Уже было совсем темно, когда князь Андрей въехал в Брюнн и увидал себя окруженным высокими домами, огнями лавок, окон домов и фонарей, шумящими по мостовой красивыми экипажами и всею тою атмосферой большого оживленного города, которая всегда так привлекательна для военного человека после лагеря. Князь Андрей, несмотря на быструю езду и бессонную ночь, подъезжая ко дворцу, чувствовал себя еще более оживленным, чем накануне. Только глаза блестели лихорадочным блеском, и мысли изменялись с чрезвычайною быстротой и ясностью. Живо представились ему опять все подробности сражения уже не смутно, но определенно, в сжатом изложении, которое он в воображении делал императору Францу. Живо представились ему случайные вопросы, которые могли быть ему сделаны,и те ответы,которые он сделает на них.Он полагал,что его сейчас же представят императору. Но у большого подъезда дворца к нему выбежал чиновник и, узнав в нем курьера, проводил его на другой подъезд.

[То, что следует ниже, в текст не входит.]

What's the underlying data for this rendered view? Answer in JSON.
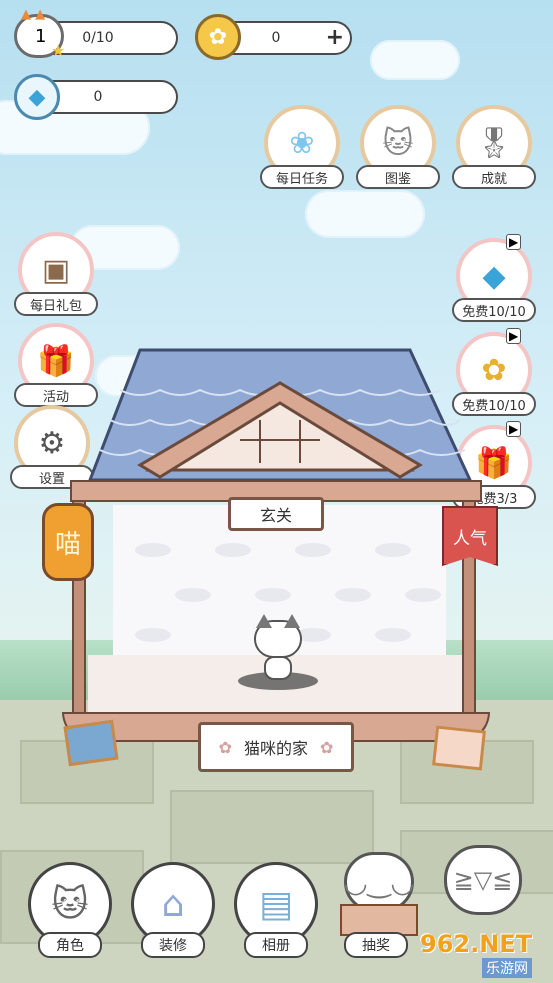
{
  "hud": {
    "level": "1",
    "exp": "0/10",
    "coins": "0",
    "gems": "0",
    "plus": "+"
  },
  "top_buttons": [
    {
      "label": "每日任务",
      "icon": "paw-icon"
    },
    {
      "label": "图鉴",
      "icon": "cat-face-icon"
    },
    {
      "label": "成就",
      "icon": "medal-icon"
    }
  ],
  "left_buttons": [
    {
      "label": "每日礼包",
      "icon": "treasure-chest-icon"
    },
    {
      "label": "活动",
      "icon": "gift-box-icon"
    },
    {
      "label": "设置",
      "icon": "gear-icon"
    }
  ],
  "right_buttons": [
    {
      "label": "免费10/10",
      "icon": "diamond-icon"
    },
    {
      "label": "免费10/10",
      "icon": "coin-icon"
    },
    {
      "label": "免费3/3",
      "icon": "gift-icon"
    }
  ],
  "house": {
    "room_name": "玄关",
    "house_name": "猫咪的家",
    "lantern_text": "喵",
    "banner_text": "人气"
  },
  "bottom_bar": [
    {
      "label": "角色",
      "icon": "cat-icon"
    },
    {
      "label": "装修",
      "icon": "house-icon"
    },
    {
      "label": "相册",
      "icon": "album-icon"
    },
    {
      "label": "抽奖",
      "icon": "lottery-cat-icon"
    }
  ],
  "watermark": {
    "top": "962.NET",
    "bottom": "乐游网"
  },
  "colors": {
    "roof": "#8fa8d4",
    "wood": "#c3907a",
    "ring": "#f3c5c5",
    "banner": "#d9534f",
    "lantern": "#f0a030"
  }
}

– Из коридора направо; там, Euer Hochgeboren, [Ваше высокородие,] найдете дежурного флигель адъютанта, – сказал ему чиновник. – Он проводит к военному министру.

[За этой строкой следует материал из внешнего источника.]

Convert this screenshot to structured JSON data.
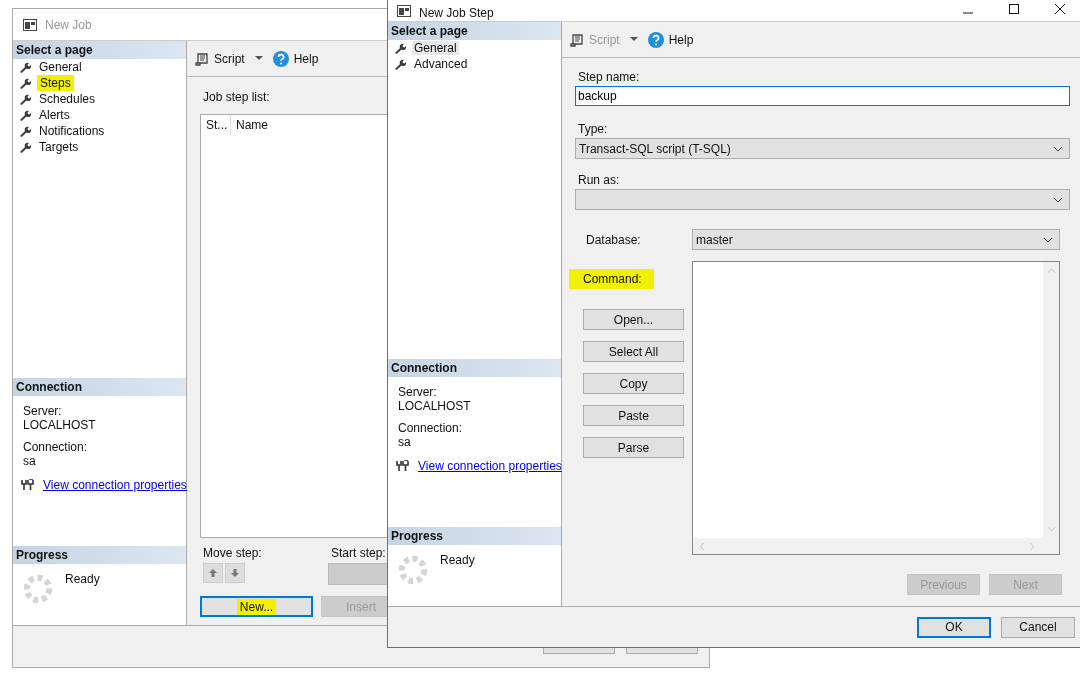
{
  "back_window": {
    "title": "New Job",
    "active": false,
    "select_page": {
      "heading": "Select a page",
      "items": [
        {
          "label": "General",
          "selected": false,
          "highlighted": false
        },
        {
          "label": "Steps",
          "selected": false,
          "highlighted": true
        },
        {
          "label": "Schedules",
          "selected": false,
          "highlighted": false
        },
        {
          "label": "Alerts",
          "selected": false,
          "highlighted": false
        },
        {
          "label": "Notifications",
          "selected": false,
          "highlighted": false
        },
        {
          "label": "Targets",
          "selected": false,
          "highlighted": false
        }
      ]
    },
    "connection": {
      "heading": "Connection",
      "server_label": "Server:",
      "server": "LOCALHOST",
      "connection_label": "Connection:",
      "connection": "sa",
      "link": "View connection properties"
    },
    "progress": {
      "heading": "Progress",
      "status": "Ready"
    },
    "toolbar": {
      "script": "Script",
      "script_disabled": false,
      "help": "Help"
    },
    "job_step_list": {
      "label": "Job step list:",
      "columns": [
        "St...",
        "Name"
      ]
    },
    "move_step": "Move step:",
    "start_step": "Start step:",
    "buttons": [
      {
        "label": "New...",
        "focused": true,
        "highlighted": true,
        "disabled": false
      },
      {
        "label": "Insert",
        "focused": false,
        "highlighted": false,
        "disabled": true
      }
    ]
  },
  "front_window": {
    "title": "New Job Step",
    "active": true,
    "select_page": {
      "heading": "Select a page",
      "items": [
        {
          "label": "General",
          "selected": true,
          "highlighted": false
        },
        {
          "label": "Advanced",
          "selected": false,
          "highlighted": false
        }
      ]
    },
    "connection": {
      "heading": "Connection",
      "server_label": "Server:",
      "server": "LOCALHOST",
      "connection_label": "Connection:",
      "connection": "sa",
      "link": "View connection properties"
    },
    "progress": {
      "heading": "Progress",
      "status": "Ready"
    },
    "toolbar": {
      "script": "Script",
      "script_disabled": true,
      "help": "Help"
    },
    "step_name": {
      "label": "Step name:",
      "value": "backup"
    },
    "type": {
      "label": "Type:",
      "value": "Transact-SQL script (T-SQL)"
    },
    "run_as": {
      "label": "Run as:"
    },
    "database": {
      "label": "Database:",
      "value": "master"
    },
    "command": {
      "label": "Command:",
      "highlighted": true
    },
    "command_buttons": [
      "Open...",
      "Select All",
      "Copy",
      "Paste",
      "Parse"
    ],
    "nav_buttons": [
      {
        "label": "Previous",
        "disabled": true
      },
      {
        "label": "Next",
        "disabled": true
      }
    ],
    "dialog_buttons": [
      {
        "label": "OK",
        "focused": true
      },
      {
        "label": "Cancel",
        "focused": false
      }
    ]
  }
}
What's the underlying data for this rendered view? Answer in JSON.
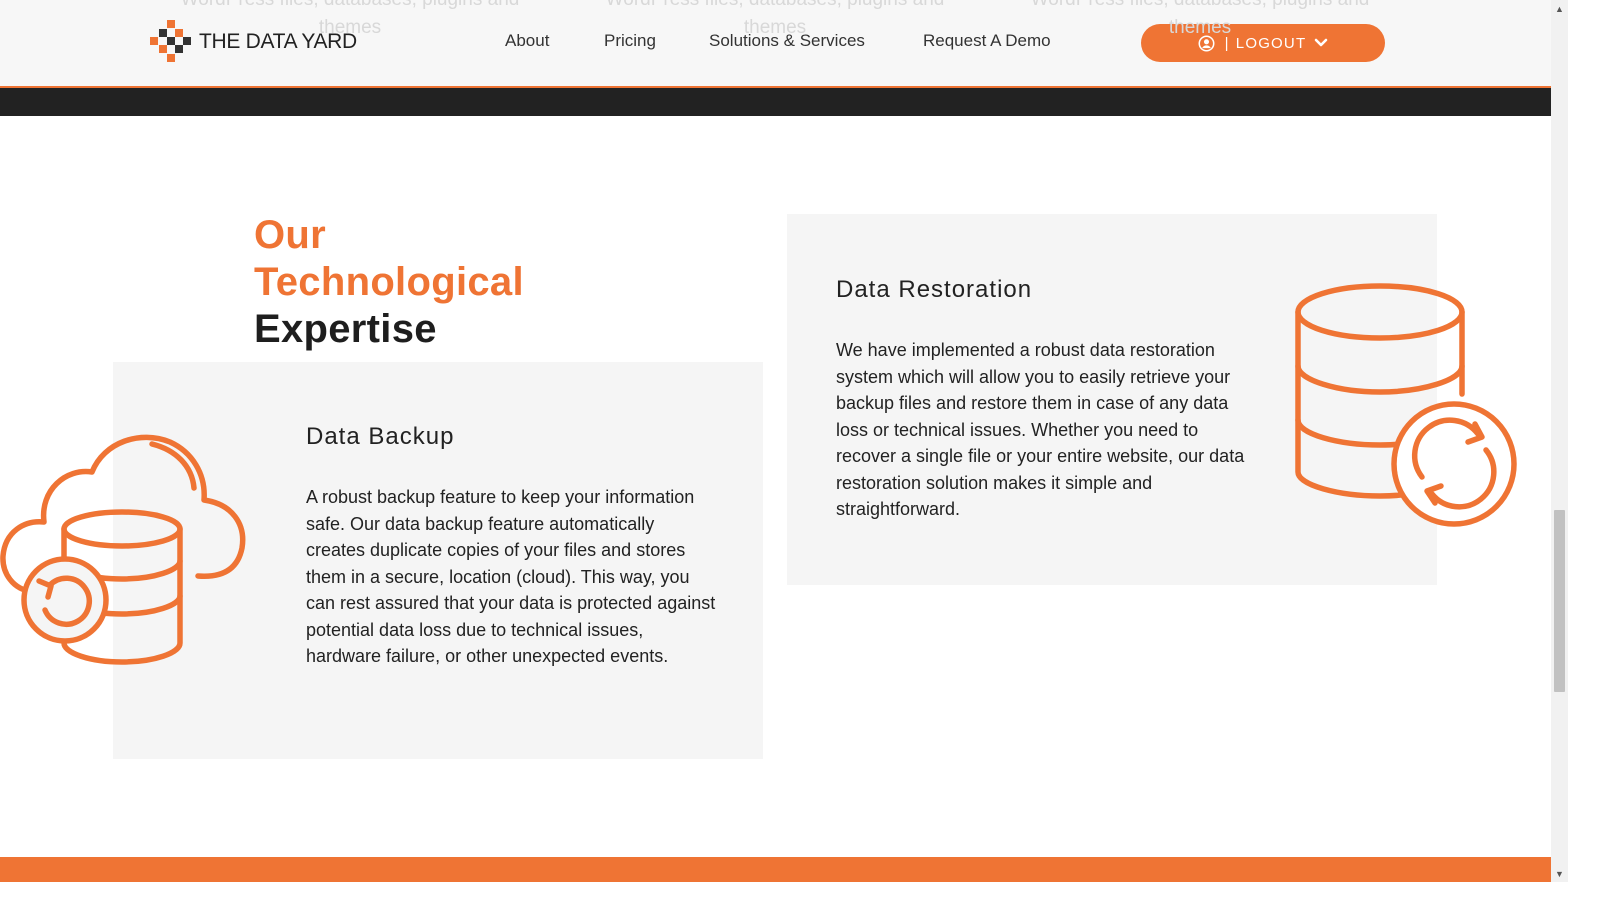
{
  "header": {
    "brand": "THE DATA YARD",
    "nav": [
      {
        "label": "About"
      },
      {
        "label": "Pricing"
      },
      {
        "label": "Solutions & Services"
      },
      {
        "label": "Request A Demo"
      }
    ],
    "logout_button": {
      "label": "LOGOUT",
      "separator": "|",
      "icon": "user-circle-icon",
      "caret": "chevron-down-icon"
    }
  },
  "ghost_text": [
    "WordPress files, databases, plugins and themes",
    "WordPress files, databases, plugins and themes",
    "WordPress files, databases, plugins and themes"
  ],
  "section": {
    "heading_line1": "Our",
    "heading_line2": "Technological",
    "heading_line3": "Expertise"
  },
  "cards": {
    "backup": {
      "title": "Data Backup",
      "text": "A robust backup feature to keep your information safe. Our data backup feature automatically creates duplicate copies of your files and stores them in a secure, location (cloud). This way, you can rest assured that your data is protected against potential data loss due to technical issues, hardware failure, or other unexpected events.",
      "icon": "cloud-database-backup-icon"
    },
    "restore": {
      "title": "Data Restoration",
      "text": "We have implemented a robust data restoration system which will allow you to easily retrieve your backup files and restore them in case of any data loss or technical issues. Whether you need to recover a single file or your entire website, our data restoration solution makes it simple and straightforward.",
      "icon": "database-restore-icon"
    }
  },
  "colors": {
    "accent": "#ef7434",
    "dark": "#222222",
    "card_bg": "#f5f5f5"
  }
}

Дежурный флигель адъютант, встретивший князя Андрея, попросил его подождать и пошел к военному министру. Через пять минут флигель адъютант вернулся и, особенно учтиво наклонясь и пропуская князя Андрея вперед себя, провел его через коридор в кабинет, где занимался военный министр. Флигель адъютант своею изысканною учтивостью, казалось, хотел оградить себя от попыток фамильярности русского адъютанта. Радостное чувство князя Андрея значительно ослабело, когда он подходил к двери кабинета военного министра. Он почувствовал себя оскорбленным, и чувство оскорбления перешло в то же мгновенье незаметно для него самого в чувство презрения, ни на чем не основанного. Находчивый же ум в то же мгновение подсказал ему ту точку зрения, с которой он имел право презирать и адъютанта и военного министра. «Им, должно быть, очень легко покажется одерживать победы, не нюхая пороха!» подумал он. Глаза его презрительно прищурились; он особенно медленно вошел в кабинет военного министра. Чувство это еще более усилилось, когда он увидал военного министра, сидевшего над большим столом и первые две минуты не обращавшего внимания на вошедшего. Военный министр опустил свою лысую, с седыми висками, голову между двух восковых свечей и читал, отмечая карандашом, бумаги. Он дочитывал, не поднимая головы, в то время как отворилась дверь и послышались шаги.
– Возьмите это и передайте, – сказал военный министр своему адъютанту, подавая бумаги и не обращая еще внимания на курьера.
Князь Андрей почувствовал, что либо из всех дел, занимавших военного министра, действия кутузовской армии менее всего могли его интересовать, либо нужно было это дать почувствовать русскому курьеру. «Но мне это совершенно всё равно», подумал он. Военный министр сдвинул остальные бумаги, сровнял их края с краями и поднял голову. У него была умная и характерная голова. Но в то же мгновение, как он обратился к князю Андрею, умное и твердое выражение лица военного министра, видимо, привычно и сознательно изменилось: на лице его остановилась глупая, притворная, не скрывающая своего притворства, улыбка человека, принимающего одного за другим много просителей.